At the current rate of inflation, we soon won't have a hockey season, per se. We'll just have never-ending hockey.
That seems to be the NHL's current goal, beginning with the (re)creation of a quadrennial World Cup of Hockey, to begin in September, 2016. They've also floated the idea of a Ryder Cup-style tournament that will match some iteration of Canada and the United States versus Europe, to be played in between.
This is in addition to the Olympics. The NHL and the International Olympic Committee are now engaged in a tug-of-war over the sport's best players – though the IOC doesn't have to exert much force, and probably isn't as bothered as we'd like to think it is.
You might be drawn into pulling for the league over the IOC's animated corpses if this had anything to do with the quality of the product. But that's not what interests the NHL. Instead, it's transparently about money.
"We've grown to a $4-billion business," NHL COO John Collins said at Saturday's World Cup unveiling. "The question now becomes, where does that next billion come from?"
Oh, I don't know. I'm looking for someone to shovel my driveway. I could pay a neighbourhood kid $20, but I'm willing to go up to $50 if you send over an NHLer.
Furthermore, one gets the disturbing feeling this isn't about money qua money. It's about – channel Tony Soprano as you say this – respect.
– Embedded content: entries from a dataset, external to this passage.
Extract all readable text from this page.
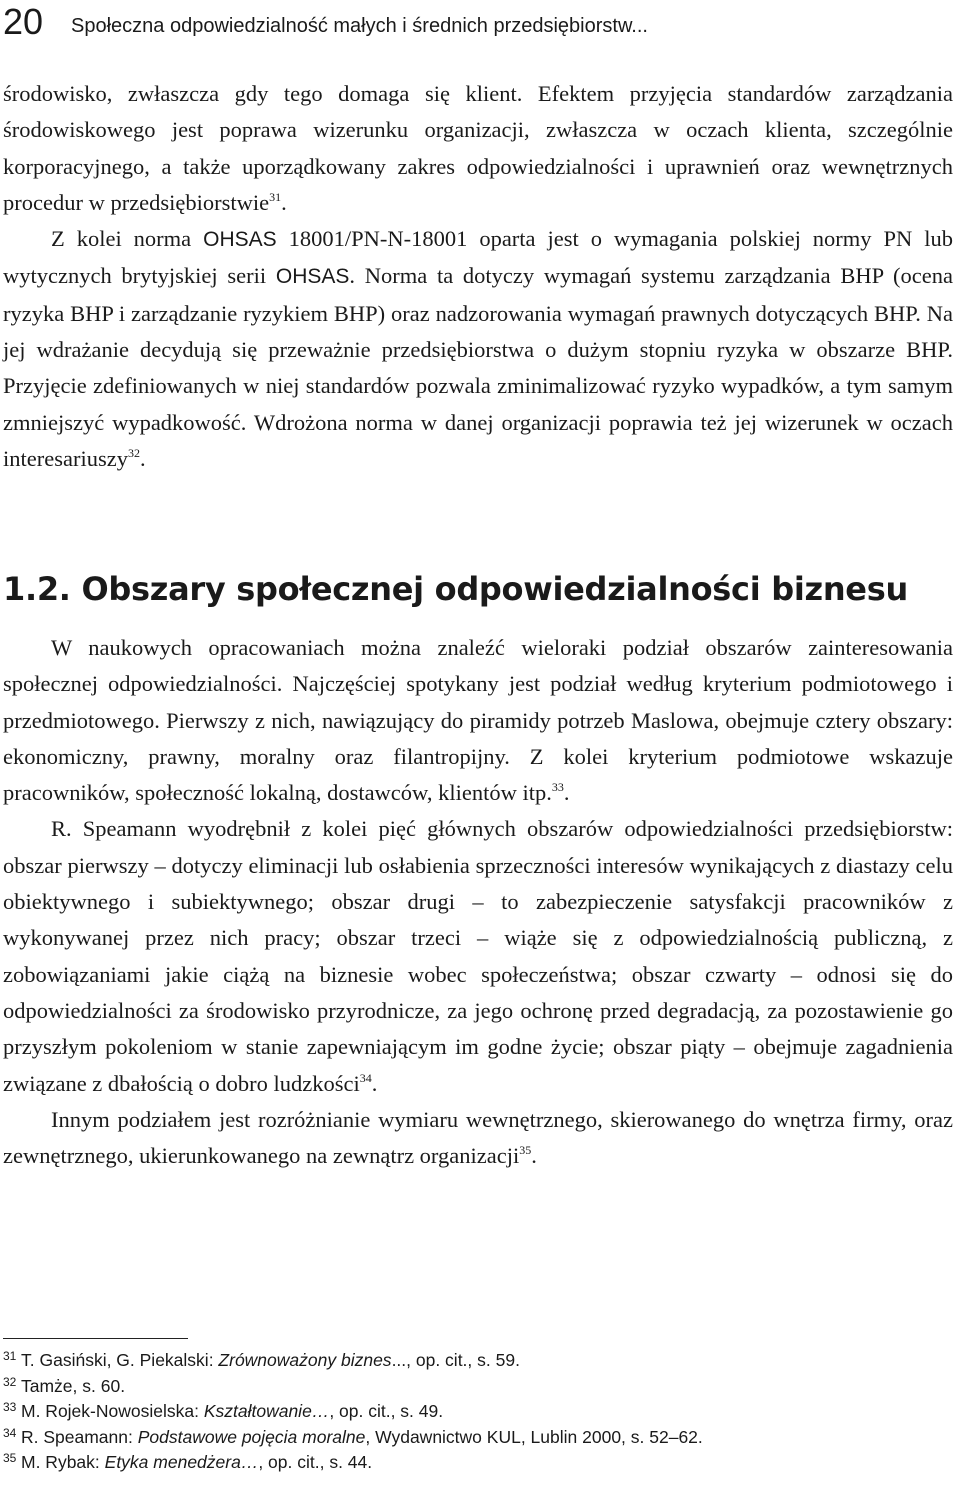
20 Społeczna odpowiedzialność małych i średnich przedsiębiorstw...

środowisko, zwłaszcza gdy tego domaga się klient. Efektem przyjęcia standardów zarządzania środowiskowego jest poprawa wizerunku organizacji, zwłaszcza w oczach klienta, szczególnie korporacyjnego, a także uporządkowany zakres odpowiedzialności i uprawnień oraz wewnętrznych procedur w przedsiębiorstwie$^{31}$.

Z kolei norma OHSAS 18001/PN-N-18001 oparta jest o wymagania polskiej normy PN lub wytycznych brytyjskiej serii OHSAS. Norma ta dotyczy wymagań systemu zarządzania BHP (ocena ryzyka BHP i zarządzanie ryzykiem BHP) oraz nadzorowania wymagań prawnych dotyczących BHP. Na jej wdrażanie decydują się przeważnie przedsiębiorstwa o dużym stopniu ryzyka w obszarze BHP. Przyjęcie zdefiniowanych w niej standardów pozwala zminimalizować ryzyko wypadków, a tym samym zmniejszyć wypadkowość. Wdrożona norma w danej organizacji poprawia też jej wizerunek w oczach interesariuszy$^{32}$.

1.2. Obszary społecznej odpowiedzialności biznesu

W naukowych opracowaniach można znaleźć wieloraki podział obszarów zainteresowania społecznej odpowiedzialności. Najczęściej spotykany jest podział według kryterium podmiotowego i przedmiotowego. Pierwszy z nich, nawiązujący do piramidy potrzeb Maslowa, obejmuje cztery obszary: ekonomiczny, prawny, moralny oraz filantropijny. Z kolei kryterium podmiotowe wskazuje pracowników, społeczność lokalną, dostawców, klientów itp.$^{33}$.

R. Speamann wyodrębnił z kolei pięć głównych obszarów odpowiedzialności przedsiębiorstw: obszar pierwszy – dotyczy eliminacji lub osłabienia sprzeczności interesów wynikających z diastazy celu obiektywnego i subiektywnego; obszar drugi – to zabezpieczenie satysfakcji pracowników z wykonywanej przez nich pracy; obszar trzeci – wiąże się z odpowiedzialnością publiczną, z zobowiązaniami jakie ciążą na biznesie wobec społeczeństwa; obszar czwarty – odnosi się do odpowiedzialności za środowisko przyrodnicze, za jego ochronę przed degradacją, za pozostawienie go przyszłym pokoleniom w stanie zapewniającym im godne życie; obszar piąty – obejmuje zagadnienia związane z dbałością o dobro ludzkości$^{34}$.

Innym podziałem jest rozróżnianie wymiaru wewnętrznego, skierowanego do wnętrza firmy, oraz zewnętrznego, ukierunkowanego na zewnątrz organizacji$^{35}$.

31 T. Gasiński, G. Piekalski: Zrównoważony biznes..., op. cit., s. 59.

32 Tamże, s. 60.

33 M. Rojek-Nowosielska: Kształtowanie…, op. cit., s. 49.

34 R. Speamann: Podstawowe pojęcia moralne, Wydawnictwo KUL, Lublin 2000, s. 52–62.

35 M. Rybak: Etyka menedżera…, op. cit., s. 44.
'What? The NBA got $2-billion (U.S.) for a team nobody watches?! We can do that, too. Get Las Vegas on the blower. We'll see them a franchise, and then we'll get someone to go down there and explain what hockey is.'
The obsession with box office numbers ruined the movies. Annual revenue numbers are going to do the same to hockey. Short of the league going broke, why should a fan care about how much money the NHL makes? Because it's a way to show off, and they're failing at it.
Every other big league isn't just getting rich – they're getting Pablo-Escobar-builds-a-zoo-at-his-cottage rich. The NHL – only moderately, swimming-pool-in-the-backyard rich – is feeling left out.
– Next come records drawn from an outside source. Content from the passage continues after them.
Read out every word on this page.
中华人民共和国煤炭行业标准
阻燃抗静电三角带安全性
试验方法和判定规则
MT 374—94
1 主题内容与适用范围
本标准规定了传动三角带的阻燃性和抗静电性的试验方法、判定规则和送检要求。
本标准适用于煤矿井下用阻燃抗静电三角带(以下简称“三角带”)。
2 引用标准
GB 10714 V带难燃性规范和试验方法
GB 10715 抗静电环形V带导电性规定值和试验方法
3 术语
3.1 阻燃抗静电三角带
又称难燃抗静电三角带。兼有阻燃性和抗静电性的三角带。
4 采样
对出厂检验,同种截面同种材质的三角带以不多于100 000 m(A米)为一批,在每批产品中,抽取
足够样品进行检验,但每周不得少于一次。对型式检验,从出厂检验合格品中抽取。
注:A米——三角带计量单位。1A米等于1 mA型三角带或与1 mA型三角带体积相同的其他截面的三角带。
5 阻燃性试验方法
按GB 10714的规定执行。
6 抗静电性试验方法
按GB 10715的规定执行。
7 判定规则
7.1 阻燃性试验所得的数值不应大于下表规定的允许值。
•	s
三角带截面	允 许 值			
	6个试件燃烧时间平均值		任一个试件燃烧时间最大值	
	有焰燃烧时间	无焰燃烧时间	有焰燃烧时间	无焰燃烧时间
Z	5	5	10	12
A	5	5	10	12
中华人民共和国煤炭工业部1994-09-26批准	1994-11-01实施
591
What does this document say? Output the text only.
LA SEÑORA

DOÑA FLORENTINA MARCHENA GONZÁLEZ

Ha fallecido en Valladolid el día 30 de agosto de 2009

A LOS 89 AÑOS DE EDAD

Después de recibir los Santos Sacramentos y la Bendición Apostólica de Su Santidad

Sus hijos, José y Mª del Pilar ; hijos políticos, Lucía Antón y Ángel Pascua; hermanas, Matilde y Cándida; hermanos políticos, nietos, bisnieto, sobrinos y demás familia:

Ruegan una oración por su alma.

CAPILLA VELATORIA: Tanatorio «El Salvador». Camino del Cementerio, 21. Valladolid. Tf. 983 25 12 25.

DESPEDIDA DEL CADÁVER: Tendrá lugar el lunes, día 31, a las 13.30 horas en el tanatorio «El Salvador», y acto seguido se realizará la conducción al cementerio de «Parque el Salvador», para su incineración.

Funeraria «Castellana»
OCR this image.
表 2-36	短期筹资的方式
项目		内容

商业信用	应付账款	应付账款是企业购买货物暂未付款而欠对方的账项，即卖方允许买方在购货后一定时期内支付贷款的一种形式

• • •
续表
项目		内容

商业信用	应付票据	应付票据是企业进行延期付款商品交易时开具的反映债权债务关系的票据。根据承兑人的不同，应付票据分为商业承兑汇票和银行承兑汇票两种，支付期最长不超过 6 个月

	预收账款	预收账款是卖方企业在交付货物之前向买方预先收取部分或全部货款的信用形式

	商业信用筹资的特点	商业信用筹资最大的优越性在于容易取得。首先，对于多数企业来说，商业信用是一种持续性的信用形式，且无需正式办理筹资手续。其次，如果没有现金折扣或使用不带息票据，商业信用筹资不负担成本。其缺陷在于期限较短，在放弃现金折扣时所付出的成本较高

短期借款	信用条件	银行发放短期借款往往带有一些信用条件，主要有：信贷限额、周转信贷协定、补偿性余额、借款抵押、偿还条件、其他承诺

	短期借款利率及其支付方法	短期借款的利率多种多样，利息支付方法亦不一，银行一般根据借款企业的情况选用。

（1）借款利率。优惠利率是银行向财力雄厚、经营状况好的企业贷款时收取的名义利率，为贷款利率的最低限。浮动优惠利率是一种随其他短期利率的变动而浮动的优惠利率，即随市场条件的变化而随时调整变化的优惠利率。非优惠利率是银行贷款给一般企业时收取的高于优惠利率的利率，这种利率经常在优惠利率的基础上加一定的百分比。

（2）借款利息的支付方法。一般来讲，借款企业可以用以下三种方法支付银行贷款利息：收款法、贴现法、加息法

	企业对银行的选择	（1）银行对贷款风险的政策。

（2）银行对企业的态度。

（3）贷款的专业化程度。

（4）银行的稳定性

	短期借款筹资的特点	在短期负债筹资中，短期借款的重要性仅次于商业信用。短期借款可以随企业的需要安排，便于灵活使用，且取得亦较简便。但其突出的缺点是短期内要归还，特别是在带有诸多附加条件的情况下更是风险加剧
You don't hear the NBA moaning about the Olympics, because they don't want the bother of creating and maintaining a tilted international tournament nobody cares about until the championship game.
But Americans aren't hung up about being seen as the best at basketball in nearly the same fragile way Canada approaches its hockey primacy.
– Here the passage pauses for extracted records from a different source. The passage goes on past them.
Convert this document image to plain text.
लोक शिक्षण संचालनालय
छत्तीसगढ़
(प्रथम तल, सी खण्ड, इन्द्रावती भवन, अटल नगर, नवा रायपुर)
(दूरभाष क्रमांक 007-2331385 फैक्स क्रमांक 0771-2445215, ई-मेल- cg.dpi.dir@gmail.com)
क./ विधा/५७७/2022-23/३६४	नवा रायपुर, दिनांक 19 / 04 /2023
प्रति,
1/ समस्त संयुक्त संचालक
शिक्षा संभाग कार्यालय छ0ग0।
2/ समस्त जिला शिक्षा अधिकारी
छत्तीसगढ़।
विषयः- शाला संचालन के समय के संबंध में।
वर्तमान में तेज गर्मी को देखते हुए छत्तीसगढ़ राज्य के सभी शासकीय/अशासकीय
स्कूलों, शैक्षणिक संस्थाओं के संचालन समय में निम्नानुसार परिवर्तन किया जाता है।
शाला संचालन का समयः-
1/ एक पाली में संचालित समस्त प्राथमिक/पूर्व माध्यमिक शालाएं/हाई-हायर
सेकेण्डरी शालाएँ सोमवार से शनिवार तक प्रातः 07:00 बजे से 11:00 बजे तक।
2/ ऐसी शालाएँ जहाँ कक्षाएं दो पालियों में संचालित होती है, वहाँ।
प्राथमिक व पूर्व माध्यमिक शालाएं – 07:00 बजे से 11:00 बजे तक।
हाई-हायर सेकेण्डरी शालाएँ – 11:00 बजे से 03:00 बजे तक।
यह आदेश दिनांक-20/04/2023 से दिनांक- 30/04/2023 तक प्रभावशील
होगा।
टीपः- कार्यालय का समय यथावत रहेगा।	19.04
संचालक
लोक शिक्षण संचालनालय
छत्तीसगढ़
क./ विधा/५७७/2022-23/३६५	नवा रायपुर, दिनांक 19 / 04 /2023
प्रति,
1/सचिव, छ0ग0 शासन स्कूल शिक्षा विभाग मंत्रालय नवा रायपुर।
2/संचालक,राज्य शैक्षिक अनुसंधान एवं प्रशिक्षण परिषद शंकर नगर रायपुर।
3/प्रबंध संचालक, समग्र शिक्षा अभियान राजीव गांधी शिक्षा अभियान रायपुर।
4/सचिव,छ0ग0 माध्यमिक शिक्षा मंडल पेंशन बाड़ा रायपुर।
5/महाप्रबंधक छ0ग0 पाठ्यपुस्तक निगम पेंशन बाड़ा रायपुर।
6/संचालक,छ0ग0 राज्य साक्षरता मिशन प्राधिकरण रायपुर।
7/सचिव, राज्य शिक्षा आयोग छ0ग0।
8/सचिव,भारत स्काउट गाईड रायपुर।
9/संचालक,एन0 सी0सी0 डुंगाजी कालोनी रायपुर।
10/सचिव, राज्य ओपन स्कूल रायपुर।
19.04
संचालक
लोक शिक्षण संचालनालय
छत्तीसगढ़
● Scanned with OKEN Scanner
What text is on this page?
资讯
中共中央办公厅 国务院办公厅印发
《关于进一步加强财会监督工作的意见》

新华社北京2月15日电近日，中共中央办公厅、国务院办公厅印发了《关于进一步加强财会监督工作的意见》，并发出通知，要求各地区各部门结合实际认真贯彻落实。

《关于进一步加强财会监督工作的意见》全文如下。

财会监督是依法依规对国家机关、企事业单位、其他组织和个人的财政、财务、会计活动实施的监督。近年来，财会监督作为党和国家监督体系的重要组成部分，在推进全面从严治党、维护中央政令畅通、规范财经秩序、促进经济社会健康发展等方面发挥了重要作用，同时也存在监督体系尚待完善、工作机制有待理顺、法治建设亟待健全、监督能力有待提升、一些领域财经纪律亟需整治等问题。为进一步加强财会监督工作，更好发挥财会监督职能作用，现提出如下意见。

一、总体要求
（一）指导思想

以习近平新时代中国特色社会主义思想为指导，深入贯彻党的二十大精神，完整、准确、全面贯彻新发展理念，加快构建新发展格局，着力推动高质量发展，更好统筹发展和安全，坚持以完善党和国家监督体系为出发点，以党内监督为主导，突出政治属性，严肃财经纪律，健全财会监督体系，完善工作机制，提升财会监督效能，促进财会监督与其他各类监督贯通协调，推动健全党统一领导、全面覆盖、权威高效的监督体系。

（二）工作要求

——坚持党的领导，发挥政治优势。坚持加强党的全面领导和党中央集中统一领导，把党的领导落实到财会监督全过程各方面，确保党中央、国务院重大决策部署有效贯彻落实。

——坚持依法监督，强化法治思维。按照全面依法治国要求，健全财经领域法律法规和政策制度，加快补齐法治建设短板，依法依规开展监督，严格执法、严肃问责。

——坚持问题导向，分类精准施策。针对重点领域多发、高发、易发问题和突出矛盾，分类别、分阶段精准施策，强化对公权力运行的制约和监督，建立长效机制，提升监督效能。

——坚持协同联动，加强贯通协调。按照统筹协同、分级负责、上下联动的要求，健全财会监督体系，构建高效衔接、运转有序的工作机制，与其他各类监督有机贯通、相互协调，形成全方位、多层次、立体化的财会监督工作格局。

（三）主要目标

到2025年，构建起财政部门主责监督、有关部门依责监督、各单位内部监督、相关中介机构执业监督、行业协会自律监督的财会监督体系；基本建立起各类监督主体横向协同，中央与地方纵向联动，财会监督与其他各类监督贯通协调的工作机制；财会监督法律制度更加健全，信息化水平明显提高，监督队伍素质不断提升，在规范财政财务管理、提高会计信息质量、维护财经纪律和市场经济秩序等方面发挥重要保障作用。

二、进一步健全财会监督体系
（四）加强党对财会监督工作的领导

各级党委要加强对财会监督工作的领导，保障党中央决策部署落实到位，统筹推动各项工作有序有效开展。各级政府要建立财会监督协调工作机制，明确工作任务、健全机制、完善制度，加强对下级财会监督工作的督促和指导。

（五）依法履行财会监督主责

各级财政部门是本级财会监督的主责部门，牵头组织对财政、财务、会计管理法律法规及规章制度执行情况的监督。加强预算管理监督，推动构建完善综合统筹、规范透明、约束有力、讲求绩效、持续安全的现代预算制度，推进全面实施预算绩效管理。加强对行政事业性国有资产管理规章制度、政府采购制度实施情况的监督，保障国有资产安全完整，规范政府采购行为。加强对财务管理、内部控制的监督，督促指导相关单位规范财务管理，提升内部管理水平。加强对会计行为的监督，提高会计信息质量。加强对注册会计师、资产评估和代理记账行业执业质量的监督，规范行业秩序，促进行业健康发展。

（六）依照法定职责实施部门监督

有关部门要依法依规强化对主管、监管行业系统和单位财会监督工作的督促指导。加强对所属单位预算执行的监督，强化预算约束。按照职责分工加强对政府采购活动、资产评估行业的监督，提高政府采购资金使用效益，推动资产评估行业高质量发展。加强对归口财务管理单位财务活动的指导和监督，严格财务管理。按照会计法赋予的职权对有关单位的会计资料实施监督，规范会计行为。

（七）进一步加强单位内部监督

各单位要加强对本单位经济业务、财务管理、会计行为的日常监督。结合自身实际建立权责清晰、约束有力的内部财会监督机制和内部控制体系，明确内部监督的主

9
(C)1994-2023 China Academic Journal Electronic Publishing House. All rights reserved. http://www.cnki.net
The top suits at the NHL are Americans, and they've figured out precisely how to manipulate our small-man syndrome in this regard. Tell us it's about 'growing the game' and we'll do anything they say. They make a bunch of money. We get … well, I'm not sure what we get. We get to give them a bunch of money.
Because there is no world in which winning a tournament pulled from the air matches the countrywide pride of our best players winning an Olympic gold medal. The most important people involved – the players – will tell you that. A good part of the reason the Summit Series/Canada Cups seem so romantic in hindsight is because they were our Olympic substitute. They were what the Olympics should have been, and now are.
The NHL has the same competition problem as the NBA, but they're willing to twist themselves into knots pretending it doesn't matter. They're so intent on squeezing every nickel out of international hockey, they've done away with the only real purpose of a national elimination tournament – by taking the 'national' out of it.
Only six countries (Canada, Russia, Sweden, Finland, the Czech Republic and the United States) will be entered in the World Cup – automatically, and presumably forever. The notion here is that only NHL players should play in the NHL's tournament. If your country can't meet the minimum number of properly accredited bodies, you're out. An epic, under-the-table kicking contest with Russia's Kontinental Hockey League still looms.
It's toweringly parochial – this sense no one can play hockey that matters outside our vision of it. Instead, they'll have a so-called Team Europe, featuring players whose countries have teams, but can't form an NHL quorum.
Slovenian Anze Kopitar – probably one of the five best players in the game – was shoved out by the league to give this exclusionary idea the patina of fair-mindedness.
"Personally, you want be part of the World Cup," Kopitar said, squirming ever so slightly. "But it's maybe a little bittersweet."
"Bittersweet." No kidding. Kopitar's father is the coach of the Slovenian national team. In Sochi, they made the quarters – equalling the Czechs and the Russians. Latvia, a team with just one NHLer, came a goal from the semis. We won't have any of those David stories at a World Cup. Only Goliaths are invited.
The eighth entrant – the 'Young Stars,' featuring a hodgepodge of kids not good enough to make their senior teams – are being set up as the overwhelming underdogs, but without any reason for you to care.
People will still watch. By 'people,' I mean Canadians. The hockey will be choppy, since the tournament begins after the summer break. It'll be fun. Maybe it'll be great.
But it'd be more fun and even greater if we only did this once every four years, in a venue that welcomes the world under their own flags, rather than just the few countries that pass the NHL's arbitrary bar for relevance.